The Grass Isn’t Always Greener: URJ Biennial 2015

By Paulee Manich, Class of 2018
Rutgers Hillel Student Board Reform Community Co-Chair

Paulee Manich was one of six Rutgers students who attended the Union for Reform Judaism (URJ) Biennial earlier this month, along with Rutgers Hillel staff member Sarah Magida, our Reform Community Educator.

Paulee Manich '18 asking a question during a session at URJ Biennial in November 2015

Paulee Manich ’18 asking a question during a session
at URJ Biennial in November 2015

There are moments in our lives that we will remember forever, moments that change our perspectives and make us understand how lucky we are. This moment came for me during the 2015 URJ Biennial in Orlando. Every two years, Reform Jews from across the United States and Canada come together for five days of learning, growing, and celebrating together. For the first time, there was also a college program that was fully integrated into the adult programming, but had separate sessions. These sessions included one-on-one time with Ari Shavit, Rabbi Rick Jacobs (current URJ President), and Rabbi Jonah Pesner (current Director of the Religious Action Center). During these sessions we had the opportunity to ask leaders in our community the questions that are relevant to Reform college students. Along with this, we had the chance to talk to other Hillel student leaders from various campuses and discuss similar issues that we share within the Reform community. It was during these discussions that I realized Rutgers Hillel is something incredibly special.

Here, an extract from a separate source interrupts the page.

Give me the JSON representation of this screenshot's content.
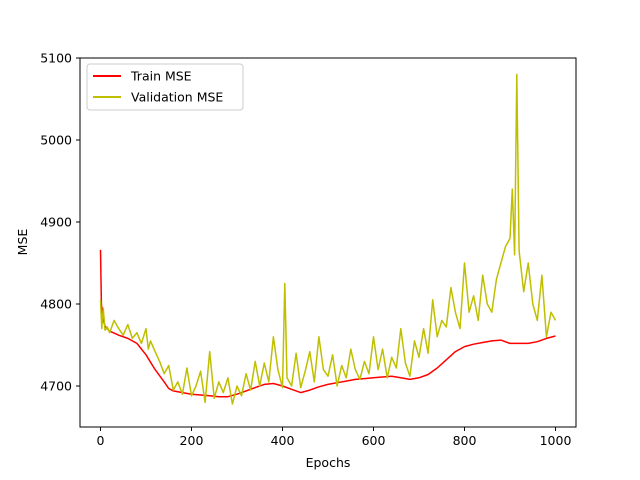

From the moment I stepped into Rutgers Hillel, I knew this was a unique community but I was also able to recognize the struggles. When I first arrived at Rutgers last year, the Reform community was small and having a hard time finding its voice in the larger Hillel community. Now, a year later, we have a thriving community that is only growing. Even though I recognize the great accomplishments of this community, I tended to dwell on the things that were not going perfectly. I was envious of other universities where Reform was in the majority and wondered what I was doing wrong because we do not have the larger turnouts to events and services that other communities do. After this weekend, however, my perspective has been completely changed. I talked to student leaders from Hillels where they are the only active Reform Jew on campus and students who have no staff support. I learned that our Reform Educator, Sarah Magida, is one of the few people in all of Hillel International whose sole job is to reach out to Reform students on campus. Along with that, Rutgers Hillel on the whole has more support staff than almost all of the other universities that were represented at Biennial. I told other students that we had a staff person for each religious community, as well as additional staff that helps to make everything Hillel does possible. Honestly, I thought that every Hillel had a similar structure to this, but after Biennial I realized that the way Rutgers Hillel is organized is something I took for granted.

After coming home from Orlando, although I was much colder, my heart was warmed from knowing that I am part of a community that has an unmatched amount of support and love from the greater Jewish community. The Reform community at Rutgers has an incredible opportunity to provide Reform students with new and innovative ways to experience their Judaism, and after Biennial I know for certain that we have the support of the entire Reform Jewish community. Most importantly, I realized that sometimes, if you’re lucky, the grass is a beautiful shade of green right where you are; you just have to take a moment to see it.

Marlee Waldman '19, Julia Motis '17 and Paulee Manich '18 at URJ Biennial in November 2015

Marlee Waldman ’19, Julia Motis ’17 and Paulee Manich ’18 at URJ Biennial in November 2015

Rutgers Hillel developed the Reform Outreach Initiative, the first program on any campus dedicated to the Reform Movement. With a full-time Reform Educator, a cadre of student leaders, and support for programming, the Reform Movement now has a voice on the campus with the largest Jewish undergraduate population in the country, to complement our staff’s Orthodox Rabbinic couple and Conservative Rabbi.